How this compares to alternatives

vs Purchase Order

A purchase order is a formal commercial document sent to a supplier to authorize a specific transaction, including pricing and delivery terms. An office supply checklist is an internal tracking tool that identifies what needs to be ordered. The checklist informs the purchase order but does not replace it. Businesses with formal procurement policies complete the checklist first, then issue a purchase order based on its output.

vs Expense Report

An expense report records costs that have already been incurred and requests reimbursement. An office supply checklist is a planning and ordering tool used before a purchase is made. Use the checklist to manage supply inventory proactively, and the expense report to document and reimburse supply purchases made out of pocket.

vs Inventory Count Sheet

An inventory count sheet is designed for product inventory in retail or warehouse environments, tracking items held for sale with values, locations, and SKUs. An office supply checklist tracks internal consumables not held for resale.
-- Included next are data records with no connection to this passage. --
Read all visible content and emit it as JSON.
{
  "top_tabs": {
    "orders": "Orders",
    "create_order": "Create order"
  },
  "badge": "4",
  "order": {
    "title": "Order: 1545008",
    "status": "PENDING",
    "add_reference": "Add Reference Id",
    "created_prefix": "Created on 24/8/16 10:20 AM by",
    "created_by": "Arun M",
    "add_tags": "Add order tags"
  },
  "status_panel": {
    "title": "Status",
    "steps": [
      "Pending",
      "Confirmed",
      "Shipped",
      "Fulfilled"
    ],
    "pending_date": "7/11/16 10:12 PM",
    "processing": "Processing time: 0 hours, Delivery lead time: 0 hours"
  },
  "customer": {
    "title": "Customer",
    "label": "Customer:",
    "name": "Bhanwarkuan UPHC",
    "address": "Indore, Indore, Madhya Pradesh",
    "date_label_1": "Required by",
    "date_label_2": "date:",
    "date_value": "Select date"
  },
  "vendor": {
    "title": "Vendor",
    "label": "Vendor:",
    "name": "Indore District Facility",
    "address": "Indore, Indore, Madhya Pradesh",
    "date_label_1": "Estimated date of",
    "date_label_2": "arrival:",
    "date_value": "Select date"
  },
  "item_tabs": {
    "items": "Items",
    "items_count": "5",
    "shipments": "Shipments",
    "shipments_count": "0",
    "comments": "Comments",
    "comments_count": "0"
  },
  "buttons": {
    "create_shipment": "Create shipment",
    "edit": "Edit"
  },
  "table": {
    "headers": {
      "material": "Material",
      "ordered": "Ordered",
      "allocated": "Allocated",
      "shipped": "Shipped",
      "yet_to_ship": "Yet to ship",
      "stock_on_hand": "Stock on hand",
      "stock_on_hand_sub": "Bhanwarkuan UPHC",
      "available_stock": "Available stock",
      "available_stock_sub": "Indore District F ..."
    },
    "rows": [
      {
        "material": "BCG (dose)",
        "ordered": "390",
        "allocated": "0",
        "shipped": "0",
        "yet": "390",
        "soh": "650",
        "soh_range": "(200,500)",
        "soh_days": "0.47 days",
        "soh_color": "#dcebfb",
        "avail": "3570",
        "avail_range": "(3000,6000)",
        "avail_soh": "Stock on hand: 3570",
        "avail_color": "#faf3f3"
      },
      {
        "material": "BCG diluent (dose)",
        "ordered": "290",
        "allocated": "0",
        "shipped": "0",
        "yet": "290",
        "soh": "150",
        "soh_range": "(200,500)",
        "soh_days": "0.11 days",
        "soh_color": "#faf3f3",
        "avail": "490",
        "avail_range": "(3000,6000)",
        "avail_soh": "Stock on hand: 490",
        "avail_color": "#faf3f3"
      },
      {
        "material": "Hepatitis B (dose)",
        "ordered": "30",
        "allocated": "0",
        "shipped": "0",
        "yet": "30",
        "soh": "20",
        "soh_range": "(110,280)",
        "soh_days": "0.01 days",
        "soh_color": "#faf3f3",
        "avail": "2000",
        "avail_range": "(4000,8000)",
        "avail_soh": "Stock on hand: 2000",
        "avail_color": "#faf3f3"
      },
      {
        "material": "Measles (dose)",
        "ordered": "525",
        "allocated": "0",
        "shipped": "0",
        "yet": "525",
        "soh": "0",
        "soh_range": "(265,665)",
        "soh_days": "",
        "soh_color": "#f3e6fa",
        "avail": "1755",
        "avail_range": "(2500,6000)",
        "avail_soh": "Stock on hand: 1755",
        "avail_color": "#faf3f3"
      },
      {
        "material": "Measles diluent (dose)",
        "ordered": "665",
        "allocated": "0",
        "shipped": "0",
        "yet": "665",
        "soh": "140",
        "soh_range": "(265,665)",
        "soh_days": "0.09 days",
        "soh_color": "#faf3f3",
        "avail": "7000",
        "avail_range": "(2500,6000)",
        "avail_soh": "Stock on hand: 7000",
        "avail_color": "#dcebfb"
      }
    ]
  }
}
The count sheet suits stockroom audits; the supply checklist suits day-to-day office operations management.

vs Purchase Requisition Form

A purchase requisition is a formal internal approval request submitted to a procurement or finance team before a purchase is authorized. An office supply checklist is a simpler operational tool used by the person managing supplies directly. Larger organizations use both: the checklist identifies needs, and the requisition routes approval through the correct authority.

Industry-specific considerations

Professional Services

Law firms, accounting practices, and consultancies track branded stationery, client folders, and high-volume printer supplies on a strict monthly reorder cycle.

Healthcare

Medical and dental offices manage both general office supplies and regulated administrative forms, requiring careful separation of clinical and non-clinical inventory on the checklist.

Education

Schools and training centers track classroom consumables β€” markers, paper, folders, and printer cartridges β€” against academic-term calendars rather than monthly cycles.

Retail

Retail back-offices track receipt paper, price-tag supplies, packaging materials, and cleaning products alongside standard stationery, often coordinating orders with store-opening schedules.

Template vs pro β€” what fits your needs?

PathBest forCostTime
Use the templateAny office managing routine supply ordering with one or two people responsibleFree15–30 minutes per review cycle
Template + professional reviewMulti-location offices or teams setting up a supply management process for the first time$0–$100 (operations consultant or senior admin setup session)1–2 hours to configure par levels and supplier data
Custom draftedEnterprises integrating supply tracking into a procurement or ERP system with automated reorder triggers$500–$3,000+ (system configuration or custom form development)1–4 weeks

Glossary

Par Level
The minimum quantity of a supply item that must be on hand before a reorder is triggered.
Reorder Point
The inventory quantity at which a new order should be placed to avoid running out before the next shipment arrives.
Unit of Measure (UOM)
The standard unit in which an item is counted or ordered β€” such as each, box, ream, or case.
SKU (Stock Keeping Unit)
A unique identifier assigned to a specific supply item to track it consistently across orders and inventory records.
Lead Time
The number of business days between placing a supply order and receiving the goods.
Purchase Requisition
An internal request form submitted to authorize a purchase before a purchase order is issued to the supplier.
Preferred Supplier
A vendor pre-approved by the organization based on pricing, reliability, or contract terms, from whom purchases are directed by default.
On-Hand Quantity
The actual count of a supply item currently available in the office at the time of the inventory check.
Carrying Cost
The expense associated with holding excess inventory β€” including storage space, spoilage risk, and tied-up budget.
Sign-Off Authority
The designated person β€” typically an office manager or department head β€” who approves a supply request before it is submitted to procurement or a supplier.